When Mellie saw whose hand he was clinging to with such possessive fervor, she bobbed as if she were on the verge of curtsying. Or fainting. Her voice quivered with false cheer. “I hadn’t realized that you’d returned. Won’t you and your lady friend join us for a drink?”

“Why, that would be lovely! I’m parched,” Esmerelda exclaimed, trotting back down three steps before Billy’s implacable grip on her hand brought her up short.

“I’m afraid we’ll have to decline that generous offer, Miss Mellie. My lady friend and I have reached the end of a long, difficult journey and were looking forward to a little privacy.” His amiable grin darkened. He swept a mean-eyed squint across the parlor. “As a matter of fact, I just might have to shoot anyone who disturbs us before dawn.”

They all stood in a frozen tableau until Billy and Esmerelda had vanished into the shadows of the second landing.

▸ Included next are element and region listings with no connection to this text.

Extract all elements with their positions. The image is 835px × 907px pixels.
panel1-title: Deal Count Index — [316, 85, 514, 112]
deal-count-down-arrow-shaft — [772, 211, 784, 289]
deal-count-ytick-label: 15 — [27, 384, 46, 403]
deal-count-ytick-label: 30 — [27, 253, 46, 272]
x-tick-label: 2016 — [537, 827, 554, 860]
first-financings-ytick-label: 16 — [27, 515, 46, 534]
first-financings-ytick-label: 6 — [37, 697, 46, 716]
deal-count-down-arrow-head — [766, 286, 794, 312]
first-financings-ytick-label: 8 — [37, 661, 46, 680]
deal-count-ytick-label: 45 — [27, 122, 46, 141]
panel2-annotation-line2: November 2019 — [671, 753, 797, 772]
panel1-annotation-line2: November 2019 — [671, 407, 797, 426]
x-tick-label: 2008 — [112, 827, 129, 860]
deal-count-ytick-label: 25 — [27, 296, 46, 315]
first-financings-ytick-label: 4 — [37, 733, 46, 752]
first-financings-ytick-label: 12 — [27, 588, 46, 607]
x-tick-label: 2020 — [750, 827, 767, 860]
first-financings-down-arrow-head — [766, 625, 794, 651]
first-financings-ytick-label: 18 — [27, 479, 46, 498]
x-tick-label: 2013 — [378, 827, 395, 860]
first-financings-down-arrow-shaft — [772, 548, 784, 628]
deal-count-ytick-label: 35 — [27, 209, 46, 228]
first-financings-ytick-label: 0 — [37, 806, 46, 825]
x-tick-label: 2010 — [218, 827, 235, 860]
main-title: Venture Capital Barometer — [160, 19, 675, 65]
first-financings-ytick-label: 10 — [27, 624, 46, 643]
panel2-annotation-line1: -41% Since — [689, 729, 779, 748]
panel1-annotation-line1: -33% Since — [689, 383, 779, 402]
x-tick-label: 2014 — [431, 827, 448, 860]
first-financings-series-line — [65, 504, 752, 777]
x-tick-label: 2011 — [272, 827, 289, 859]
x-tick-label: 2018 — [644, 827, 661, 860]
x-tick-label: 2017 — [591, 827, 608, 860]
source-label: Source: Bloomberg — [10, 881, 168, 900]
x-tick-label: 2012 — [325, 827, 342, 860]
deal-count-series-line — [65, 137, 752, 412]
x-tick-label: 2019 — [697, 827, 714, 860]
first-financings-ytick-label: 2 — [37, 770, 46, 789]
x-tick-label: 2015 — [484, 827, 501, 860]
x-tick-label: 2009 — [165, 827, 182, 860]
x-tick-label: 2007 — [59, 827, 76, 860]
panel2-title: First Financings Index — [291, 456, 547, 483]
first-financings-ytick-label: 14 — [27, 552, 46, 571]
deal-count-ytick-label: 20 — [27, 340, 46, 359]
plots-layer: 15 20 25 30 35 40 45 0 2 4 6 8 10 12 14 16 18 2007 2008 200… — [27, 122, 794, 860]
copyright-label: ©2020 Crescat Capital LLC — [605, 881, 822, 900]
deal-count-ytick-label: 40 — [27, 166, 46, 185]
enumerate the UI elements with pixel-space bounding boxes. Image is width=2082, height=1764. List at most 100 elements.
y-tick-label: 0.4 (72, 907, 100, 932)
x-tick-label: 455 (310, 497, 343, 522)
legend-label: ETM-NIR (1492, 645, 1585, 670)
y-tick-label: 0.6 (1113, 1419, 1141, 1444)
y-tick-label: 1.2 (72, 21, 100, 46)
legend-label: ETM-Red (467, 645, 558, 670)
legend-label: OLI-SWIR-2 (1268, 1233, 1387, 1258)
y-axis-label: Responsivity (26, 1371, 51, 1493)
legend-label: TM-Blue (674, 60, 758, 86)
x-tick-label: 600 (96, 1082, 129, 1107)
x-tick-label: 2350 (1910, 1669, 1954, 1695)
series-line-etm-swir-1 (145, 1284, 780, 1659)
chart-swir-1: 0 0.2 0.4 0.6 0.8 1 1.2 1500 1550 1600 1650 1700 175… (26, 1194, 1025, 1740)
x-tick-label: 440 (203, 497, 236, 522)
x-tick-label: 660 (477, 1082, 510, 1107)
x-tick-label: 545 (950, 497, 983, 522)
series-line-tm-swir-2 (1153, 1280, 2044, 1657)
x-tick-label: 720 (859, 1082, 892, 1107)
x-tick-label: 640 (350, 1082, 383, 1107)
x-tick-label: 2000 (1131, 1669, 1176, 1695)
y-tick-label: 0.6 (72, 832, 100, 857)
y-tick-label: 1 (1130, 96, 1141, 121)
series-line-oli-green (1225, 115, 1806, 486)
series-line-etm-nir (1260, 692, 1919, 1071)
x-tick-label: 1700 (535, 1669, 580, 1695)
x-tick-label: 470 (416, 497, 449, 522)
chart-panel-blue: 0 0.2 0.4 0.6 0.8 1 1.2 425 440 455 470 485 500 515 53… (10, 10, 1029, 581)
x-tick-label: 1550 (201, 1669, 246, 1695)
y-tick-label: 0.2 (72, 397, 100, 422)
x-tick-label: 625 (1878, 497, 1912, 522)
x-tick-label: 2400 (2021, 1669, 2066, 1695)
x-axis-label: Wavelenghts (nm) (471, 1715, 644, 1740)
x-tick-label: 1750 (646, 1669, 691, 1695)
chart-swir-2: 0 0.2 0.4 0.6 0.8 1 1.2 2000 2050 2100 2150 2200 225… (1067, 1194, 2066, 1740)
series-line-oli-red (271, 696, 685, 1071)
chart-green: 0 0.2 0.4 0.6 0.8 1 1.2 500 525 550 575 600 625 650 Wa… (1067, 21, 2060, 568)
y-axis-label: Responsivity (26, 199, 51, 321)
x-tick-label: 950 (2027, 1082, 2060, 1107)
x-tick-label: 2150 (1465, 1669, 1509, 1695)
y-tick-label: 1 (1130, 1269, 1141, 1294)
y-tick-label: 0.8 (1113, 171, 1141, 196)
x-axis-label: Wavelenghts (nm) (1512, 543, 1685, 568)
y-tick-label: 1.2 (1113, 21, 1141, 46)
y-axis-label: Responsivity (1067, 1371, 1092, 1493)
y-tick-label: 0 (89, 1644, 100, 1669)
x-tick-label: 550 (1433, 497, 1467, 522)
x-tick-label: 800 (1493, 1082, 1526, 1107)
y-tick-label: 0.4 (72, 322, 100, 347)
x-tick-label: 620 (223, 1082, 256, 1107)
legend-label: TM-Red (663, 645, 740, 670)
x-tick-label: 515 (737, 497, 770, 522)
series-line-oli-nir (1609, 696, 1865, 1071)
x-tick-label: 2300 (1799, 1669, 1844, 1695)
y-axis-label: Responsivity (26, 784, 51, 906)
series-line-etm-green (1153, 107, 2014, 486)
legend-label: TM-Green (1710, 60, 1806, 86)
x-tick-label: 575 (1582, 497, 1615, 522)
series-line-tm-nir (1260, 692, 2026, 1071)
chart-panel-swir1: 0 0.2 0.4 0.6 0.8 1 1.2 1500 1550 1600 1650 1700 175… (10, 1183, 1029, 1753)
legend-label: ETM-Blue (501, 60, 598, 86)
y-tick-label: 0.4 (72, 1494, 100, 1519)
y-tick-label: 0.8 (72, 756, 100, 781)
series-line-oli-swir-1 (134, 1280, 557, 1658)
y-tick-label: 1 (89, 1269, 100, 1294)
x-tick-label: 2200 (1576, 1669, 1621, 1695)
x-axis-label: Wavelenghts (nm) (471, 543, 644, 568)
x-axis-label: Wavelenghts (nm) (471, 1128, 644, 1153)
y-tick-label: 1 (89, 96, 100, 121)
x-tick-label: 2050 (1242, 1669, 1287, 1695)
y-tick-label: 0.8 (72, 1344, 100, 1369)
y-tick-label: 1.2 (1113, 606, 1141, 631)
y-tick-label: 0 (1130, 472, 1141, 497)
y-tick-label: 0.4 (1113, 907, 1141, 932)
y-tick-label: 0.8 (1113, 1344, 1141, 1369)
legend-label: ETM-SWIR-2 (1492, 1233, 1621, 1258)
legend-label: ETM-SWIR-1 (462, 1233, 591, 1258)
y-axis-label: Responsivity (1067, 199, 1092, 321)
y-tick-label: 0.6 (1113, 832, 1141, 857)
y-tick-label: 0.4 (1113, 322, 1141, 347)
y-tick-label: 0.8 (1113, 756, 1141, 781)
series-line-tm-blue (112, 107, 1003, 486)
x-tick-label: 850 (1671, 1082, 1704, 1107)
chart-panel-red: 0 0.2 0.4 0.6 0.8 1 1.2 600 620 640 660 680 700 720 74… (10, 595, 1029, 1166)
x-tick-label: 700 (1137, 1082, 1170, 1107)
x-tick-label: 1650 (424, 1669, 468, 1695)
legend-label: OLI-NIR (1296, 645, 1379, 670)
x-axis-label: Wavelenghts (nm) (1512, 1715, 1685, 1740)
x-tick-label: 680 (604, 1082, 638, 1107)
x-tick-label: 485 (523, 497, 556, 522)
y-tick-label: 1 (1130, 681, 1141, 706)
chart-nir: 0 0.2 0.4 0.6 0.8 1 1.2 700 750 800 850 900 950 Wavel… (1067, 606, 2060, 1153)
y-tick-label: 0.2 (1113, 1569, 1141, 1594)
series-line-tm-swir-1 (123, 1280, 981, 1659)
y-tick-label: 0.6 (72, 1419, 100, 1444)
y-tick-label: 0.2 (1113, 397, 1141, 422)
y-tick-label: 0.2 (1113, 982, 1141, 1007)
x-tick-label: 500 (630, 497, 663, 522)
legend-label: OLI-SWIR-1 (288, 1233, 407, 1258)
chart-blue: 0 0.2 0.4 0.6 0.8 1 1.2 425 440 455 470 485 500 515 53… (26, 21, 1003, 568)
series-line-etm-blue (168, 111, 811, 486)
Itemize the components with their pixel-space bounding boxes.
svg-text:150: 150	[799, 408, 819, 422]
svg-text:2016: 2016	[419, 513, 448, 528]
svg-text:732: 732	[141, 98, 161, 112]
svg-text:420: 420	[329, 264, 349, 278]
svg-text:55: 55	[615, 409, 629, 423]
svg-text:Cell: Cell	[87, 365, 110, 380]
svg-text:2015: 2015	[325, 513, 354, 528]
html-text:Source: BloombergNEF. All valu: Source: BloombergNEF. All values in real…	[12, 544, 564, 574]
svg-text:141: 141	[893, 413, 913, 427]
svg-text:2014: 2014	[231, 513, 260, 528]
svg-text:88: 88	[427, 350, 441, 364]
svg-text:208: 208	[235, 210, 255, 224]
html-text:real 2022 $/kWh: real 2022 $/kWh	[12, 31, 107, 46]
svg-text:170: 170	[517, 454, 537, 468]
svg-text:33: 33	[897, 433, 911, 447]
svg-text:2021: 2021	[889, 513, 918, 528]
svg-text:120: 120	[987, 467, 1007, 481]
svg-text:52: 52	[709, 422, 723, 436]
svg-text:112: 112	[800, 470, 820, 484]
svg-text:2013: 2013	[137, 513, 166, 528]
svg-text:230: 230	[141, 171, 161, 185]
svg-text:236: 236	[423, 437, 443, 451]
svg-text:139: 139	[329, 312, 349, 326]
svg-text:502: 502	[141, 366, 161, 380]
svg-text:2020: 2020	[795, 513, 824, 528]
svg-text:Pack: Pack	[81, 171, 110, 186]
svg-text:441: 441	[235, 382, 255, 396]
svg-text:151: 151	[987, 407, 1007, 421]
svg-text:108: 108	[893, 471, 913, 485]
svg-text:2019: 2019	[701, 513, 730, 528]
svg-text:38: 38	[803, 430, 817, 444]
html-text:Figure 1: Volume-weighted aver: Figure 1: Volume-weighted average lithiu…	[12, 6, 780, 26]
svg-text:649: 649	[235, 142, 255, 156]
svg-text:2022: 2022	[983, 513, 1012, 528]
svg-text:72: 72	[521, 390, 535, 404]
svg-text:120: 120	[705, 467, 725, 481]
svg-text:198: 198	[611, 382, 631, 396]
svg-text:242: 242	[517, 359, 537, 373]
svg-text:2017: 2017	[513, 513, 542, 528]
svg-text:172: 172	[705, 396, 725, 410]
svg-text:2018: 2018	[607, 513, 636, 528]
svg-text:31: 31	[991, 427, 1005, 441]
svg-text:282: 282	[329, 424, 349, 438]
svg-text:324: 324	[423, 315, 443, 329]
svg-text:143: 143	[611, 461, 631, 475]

It wasn’t until a door somewhere in the upper reaches of the house banged shut that Dorothea dared to let out a long, low whistle. “I’ve never seen that boy quite so riled. Do you think he’ll beat her?”

Miss Mellie cast the rafters a glance, her broad, kindly face crinkled in a frown. “I don’t care how riled he is, our Billy would never raise his hand to a woman. His ma, God bless her gentle soul, taught him better manners than that.”

“From the glint in his eye,” Esther said, arching an immaculately plucked eyebrow, “it ain’t his hand he’s lookin‘ to raise.”

Caroline sighed wistfully. “He sure is cute when he’s mad.” Her lips pursed in a jealous pout. “How come those uppity gals have all the luck?”

While Dorothea raked her long fingernails through his hair, Horace plucked one of the shot glasses off Mellie’s tray, his hand betraying a faint tremble. “Don’t you think we should at least alert the sheriff?”

Mellie sank down on his other knee, tossing back a whiskey of her own. “You heard him, Horace. Anyone who disturbs that boy before dawn is just begging for trouble. And Lord knows, the sheriff’s already got enough trouble for one man.”

Esmerelda stood with her back pressed to the door of Billy’s cozy attic room while he lit an oil lamp, folded back the quilt on the bed, and drew off his boots.

He raked her with a bold gaze as his deft hands moved to unbuckle his gunbelt. “You can take off those gloves of yours any time, Miss Fine.”

Her instincts told her she ought to be as afraid of him as she’d been the first time they’d faced each other in this room. But for once, Esmerelda was listening to her heart.

“I think it would be best if I left them on,” she said gently. The gunbelt slipped unheeded from his hand. “Don’t look so dismayed, Mr. Darling. After all, it was your suggestion that we keep our association formal.”

His scowl deepened. “But, honey, I—”

She held up a silencing finger. “In keeping with the spirit of our bargain, I’m sure you’ll agree it would be best if we allowed no endearments, no kisses, no caresses.”